When used correctly, air and HVAC filters can help reduce airborne contaminants, including viruses, in a small building or space. By itself, cleaning or filtering the air is not enough to protect people from COVID-19. In the home, the risk of contracting COVID-19 through drafts or air conditioning units is no more likely to spread the virus through close contact or touching contaminated surfaces. While no portable air filtration system has been proven to filter COVID-19, research supports an air purifier's ability to filter common airborne viruses, provided that the system captures infected air. Consequently, there is a possibility that the air conditioner is a possible transmission route that absorbs virus particles exhaled by an infected person and then expels those infectious particles in the same room or even in another room several floors away.

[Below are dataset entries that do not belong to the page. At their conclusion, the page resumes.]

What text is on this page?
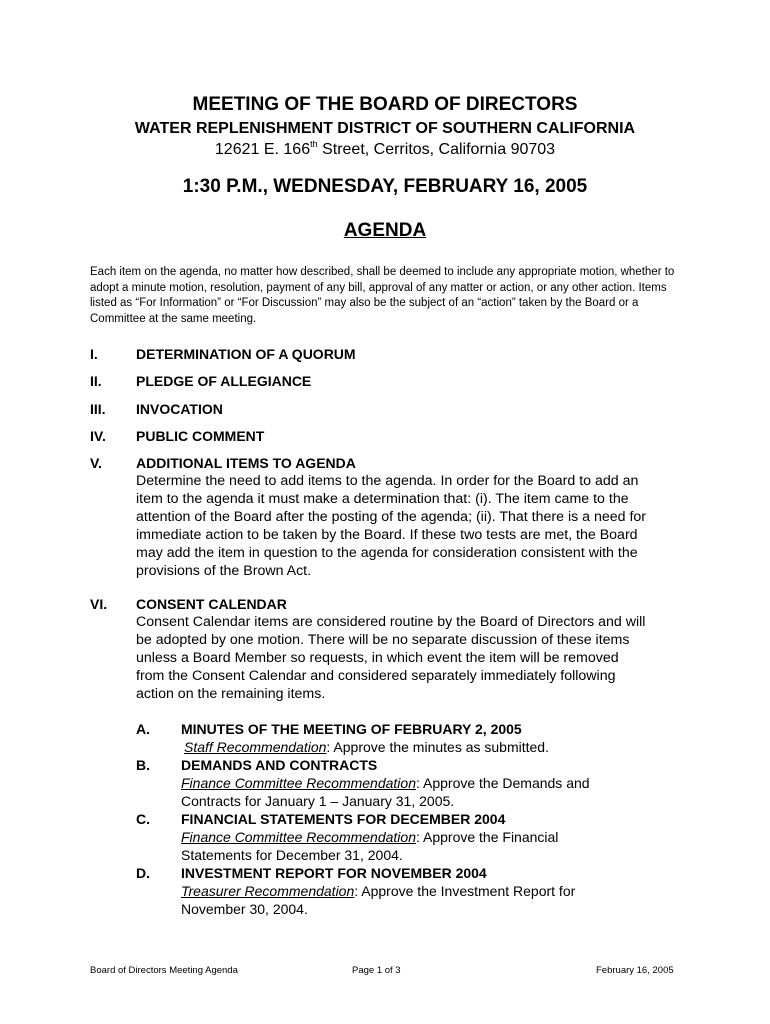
MEETING OF THE BOARD OF DIRECTORS
WATER REPLENISHMENT DISTRICT OF SOUTHERN CALIFORNIA
12621 E. 166th Street, Cerritos, California 90703
1:30 P.M., WEDNESDAY, FEBRUARY 16, 2005
AGENDA
Each item on the agenda, no matter how described, shall be deemed to include any appropriate motion, whether to adopt a minute motion, resolution, payment of any bill, approval of any matter or action, or any other action. Items listed as “For Information” or “For Discussion” may also be the subject of an “action” taken by the Board or a Committee at the same meeting.
I.	DETERMINATION OF A QUORUM
II. PLEDGE OF ALLEGIANCE
III. INVOCATION
IV. PUBLIC COMMENT
V. ADDITIONAL ITEMS TO AGENDA
Determine the need to add items to the agenda. In order for the Board to add an
item to the agenda it must make a determination that: (i). The item came to the
attention of the Board after the posting of the agenda; (ii). That there is a need for
immediate action to be taken by the Board. If these two tests are met, the Board
may add the item in question to the agenda for consideration consistent with the
provisions of the Brown Act.
VI. CONSENT CALENDAR
Consent Calendar items are considered routine by the Board of Directors and will
be adopted by one motion. There will be no separate discussion of these items
unless a Board Member so requests, in which event the item will be removed
from the Consent Calendar and considered separately immediately following
action on the remaining items.
A. MINUTES OF THE MEETING OF FEBRUARY 2, 2005
Staff Recommendation: Approve the minutes as submitted.
B. DEMANDS AND CONTRACTS
Finance Committee Recommendation: Approve the Demands and
Contracts for January 1 – January 31, 2005.
C. FINANCIAL STATEMENTS FOR DECEMBER 2004
Finance Committee Recommendation: Approve the Financial
Statements for December 31, 2004.
D. INVESTMENT REPORT FOR NOVEMBER 2004
Treasurer Recommendation: Approve the Investment Report for
November 30, 2004.
Board of Directors Meeting Agenda	Page 1 of 3	February 16, 2005
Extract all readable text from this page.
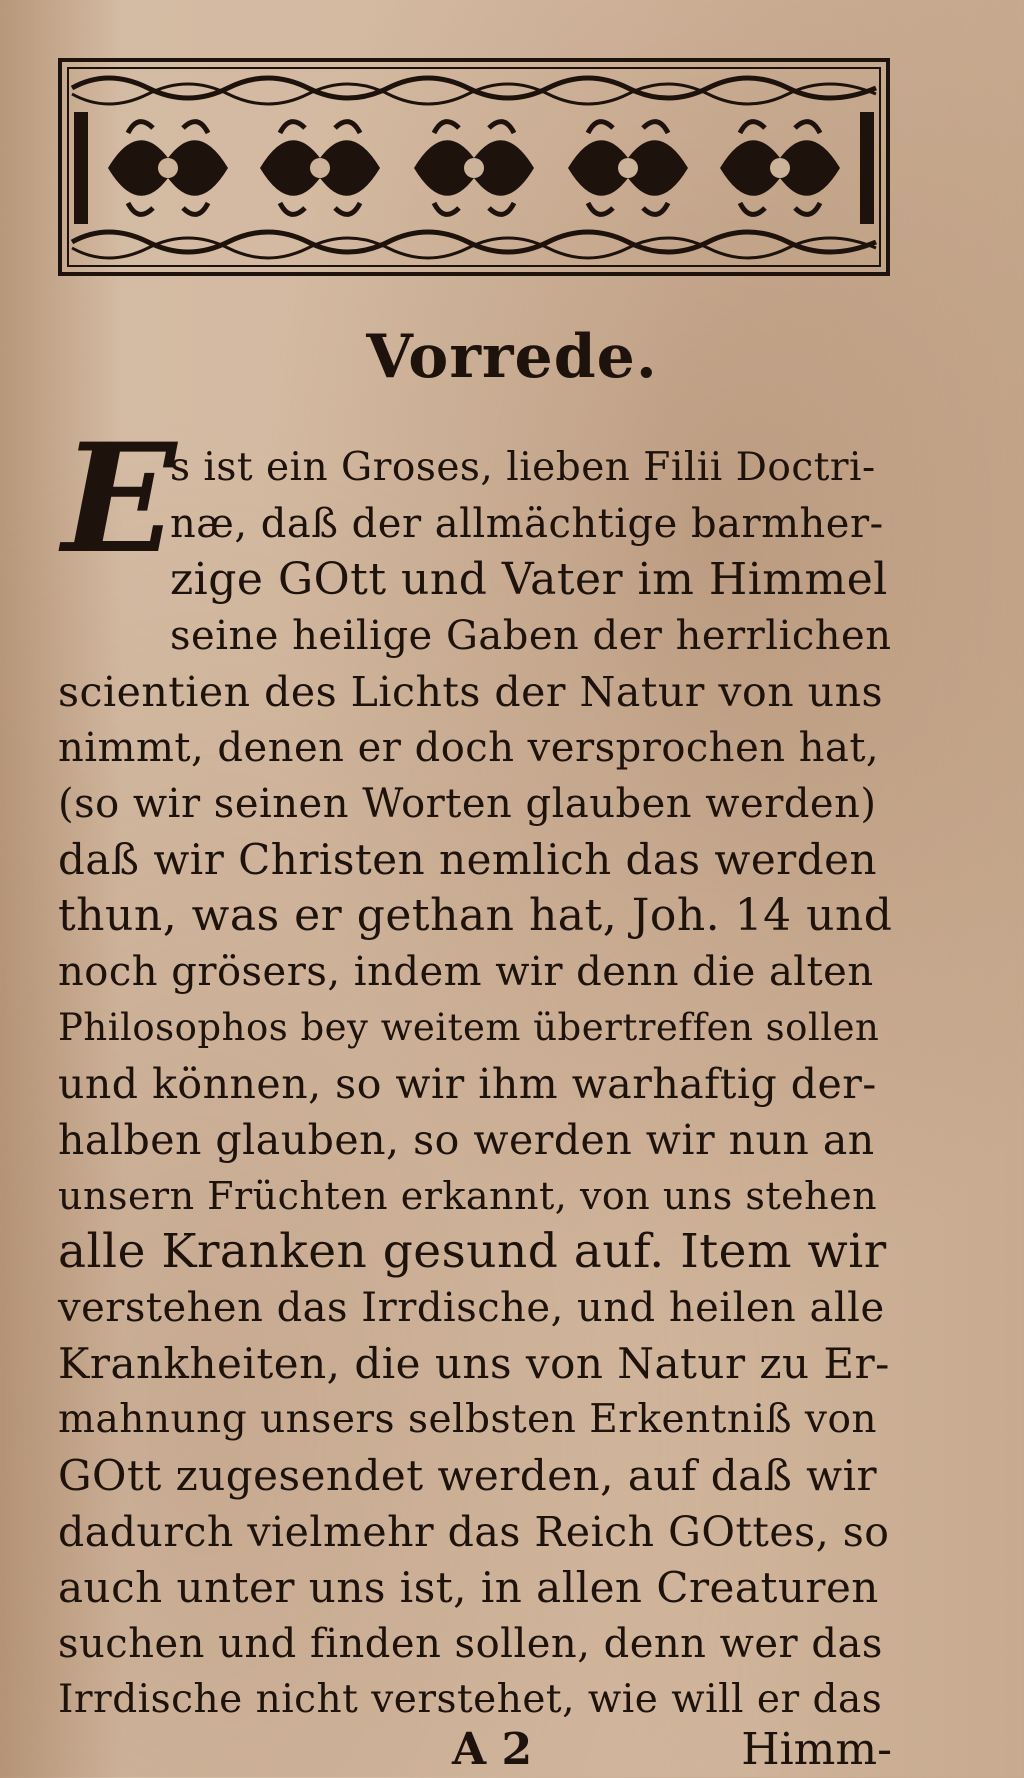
Vorrede.
E
s ist ein Groses, lieben Filii Doctri-
næ, daß der allmächtige barmher-
zige GOtt und Vater im Himmel
seine heilige Gaben der herrlichen
scientien des Lichts der Natur von uns
nimmt, denen er doch versprochen hat,
(so wir seinen Worten glauben werden)
daß wir Christen nemlich das werden
thun, was er gethan hat, Joh. 14 und
noch grösers, indem wir denn die alten
Philosophos bey weitem übertreffen sollen
und können, so wir ihm warhaftig der-
halben glauben, so werden wir nun an
unsern Früchten erkannt, von uns stehen
alle Kranken gesund auf. Item wir
verstehen das Irrdische, und heilen alle
Krankheiten, die uns von Natur zu Er-
mahnung unsers selbsten Erkentniß von
GOtt zugesendet werden, auf daß wir
dadurch vielmehr das Reich GOttes, so
auch unter uns ist, in allen Creaturen
suchen und finden sollen, denn wer das
Irrdische nicht verstehet, wie will er das
A 2	Himm-
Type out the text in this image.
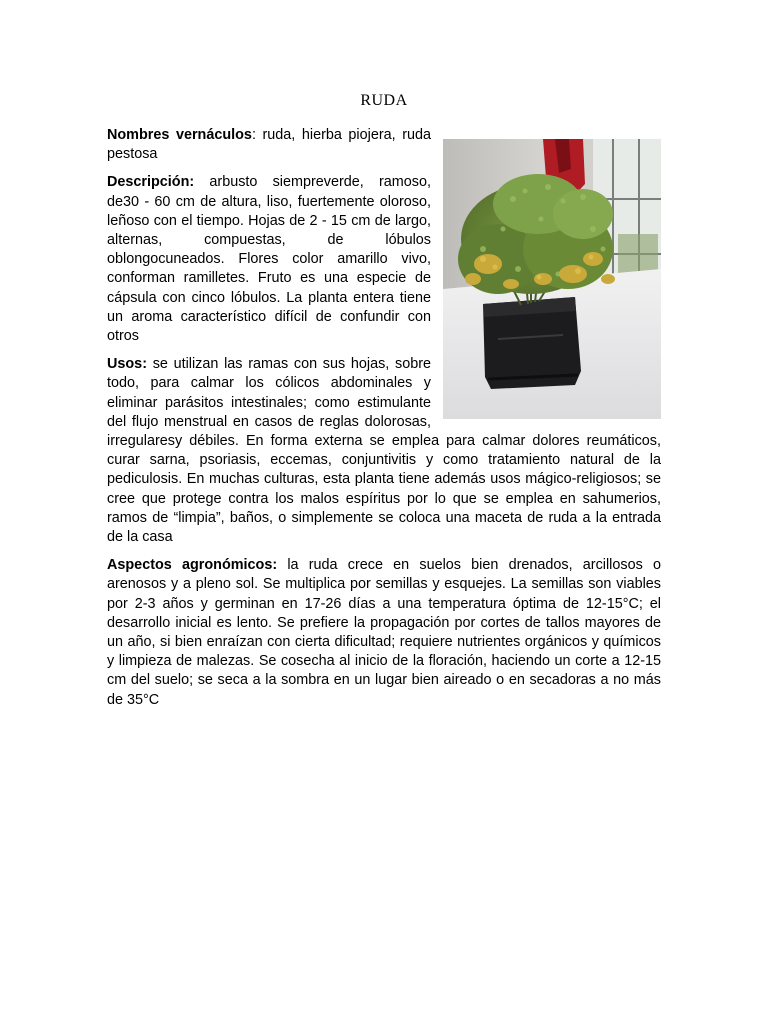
RUDA

Nombres vernáculos: ruda, hierba piojera, ruda pestosa

Descripción: arbusto siempreverde, ramoso, de30 - 60 cm de altura, liso, fuertemente oloroso, leñoso con el tiempo. Hojas de 2 - 15 cm de largo, alternas, compuestas, de lóbulos oblongocuneados. Flores color amarillo vivo, conforman ramilletes. Fruto es una especie de cápsula con cinco lóbulos. La planta entera tiene un aroma característico difícil de confundir con otros

Usos: se utilizan las ramas con sus hojas, sobre todo, para calmar los cólicos abdominales y eliminar parásitos intestinales; como estimulante del flujo menstrual en casos de reglas dolorosas, irregularesy débiles. En forma externa se emplea para calmar dolores reumáticos, curar sarna, psoriasis, eccemas, conjuntivitis y como tratamiento natural de la pediculosis. En muchas culturas, esta planta tiene además usos mágico-religiosos; se cree que protege contra los malos espíritus por lo que se emplea en sahumerios, ramos de “limpia”, baños, o simplemente se coloca una maceta de ruda a la entrada de la casa

Aspectos agronómicos: la ruda crece en suelos bien drenados, arcillosos o arenosos y a pleno sol. Se multiplica por semillas y esquejes. La semillas son viables por 2-3 años y germinan en 17-26 días a una temperatura óptima de 12-15°C; el desarrollo inicial es lento. Se prefiere la propagación por cortes de tallos mayores de un año, si bien enraízan con cierta dificultad; requiere nutrientes orgánicos y químicos y limpieza de malezas. Se cosecha al inicio de la floración, haciendo un corte a 12-15 cm del suelo; se seca a la sombra en un lugar bien aireado o en secadoras a no más de 35°C
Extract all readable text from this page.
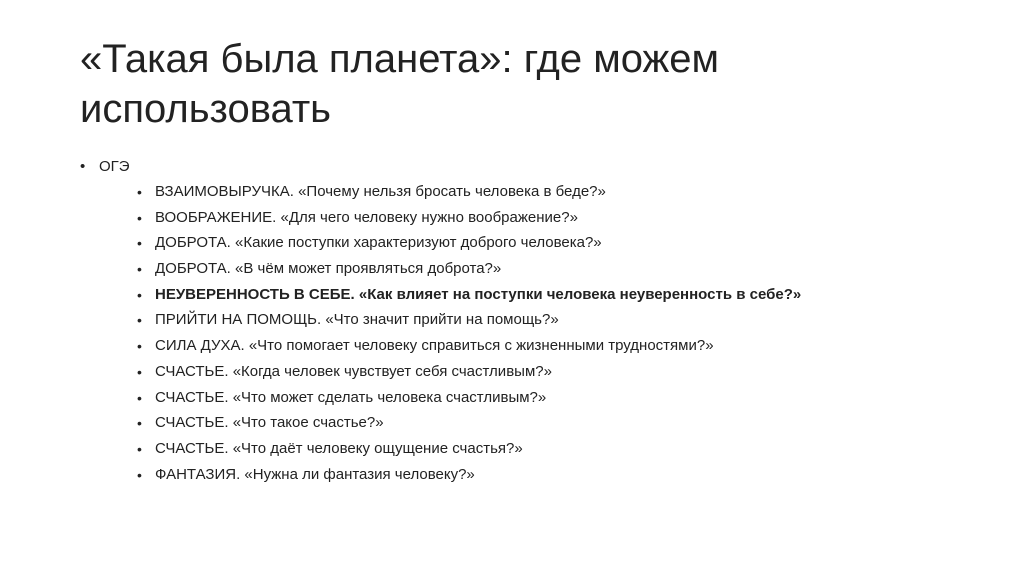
«Такая была планета»: где можем использовать
• ОГЭ
• ВЗАИМОВЫРУЧКА. «Почему нельзя бросать человека в беде?»
• ВООБРАЖЕНИЕ. «Для чего человеку нужно воображение?»
• ДОБРОТА. «Какие поступки характеризуют доброго человека?»
• ДОБРОТА. «В чём может проявляться доброта?»
• НЕУВЕРЕННОСТЬ В СЕБЕ. «Как влияет на поступки человека неуверенность в себе?»
• ПРИЙТИ НА ПОМОЩЬ. «Что значит прийти на помощь?»
• СИЛА ДУХА. «Что помогает человеку справиться с жизненными трудностями?»
• СЧАСТЬЕ. «Когда человек чувствует себя счастливым?»
• СЧАСТЬЕ. «Что может сделать человека счастливым?»
• СЧАСТЬЕ. «Что такое счастье?»
• СЧАСТЬЕ. «Что даёт человеку ощущение счастья?»
• ФАНТАЗИЯ. «Нужна ли фантазия человеку?»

In fact, other infectious diseases such as measles, tuberculosis, chickenpox, influenza, smallpox and SARS have been shown to spread through heating, ventilation and air conditioning systems. For many years, homeowners have had the option of installing ultraviolet lights in their HVAC system, where the air that is distributed through the home is first treated inside sealed air ducts. In fact, research shows that changing the air in a room several times an hour with clean or filtered outdoor air (using a window fan, using higher MERV filters in a heating, ventilation and air conditioning (HVAC) system, using portable air cleaning devices, and even simply opening a window) can reduce the risk of transmission of COVID-19, with studies showing that five air changes per hour reduce the risk of transmission by 50 percent. Your first line of defense against overhead transmission, and perhaps the easiest to upgrade, is your home's air conditioning filter.
The fact that aerosolized viral droplets can move in drafts in this way means that if you are in a room with an infected person and there is no fresh air circulating, even if you are social distancing to maintain a minimum distance of 6 feet, you may not be sure. The restaurant also had no windows and therefore had no ventilation, which brought fresh air and diluted virus particles in the air. There are currently no other tests documenting the possibility of transmission of COVID-19 through an air conditioning unit. When you close doors and windows to keep warm air out, you essentially eliminate the flow of fresh air so that everyone in the room breathes and breathes the same air again.
The first thing worth noting is that most air conditioners recirculate air within a space (meaning they don't draw fresh air from outside, like an open window would). This recirculation also helps to remove particles from the air when the recirculated air passes through the filters before being returned to the conditioned spaces. Whether you're opening windows, running your air conditioner, or doing some combination of both, a good HEPA filter or an air purifier should help too. After examining video footage of diners who were infected and simulating transmission of the virus, the scientists concluded that the small outbreak was caused by strong drafts from the air conditioning unit on diners which was blowing aerosols containing the virus from an infected person to those close by.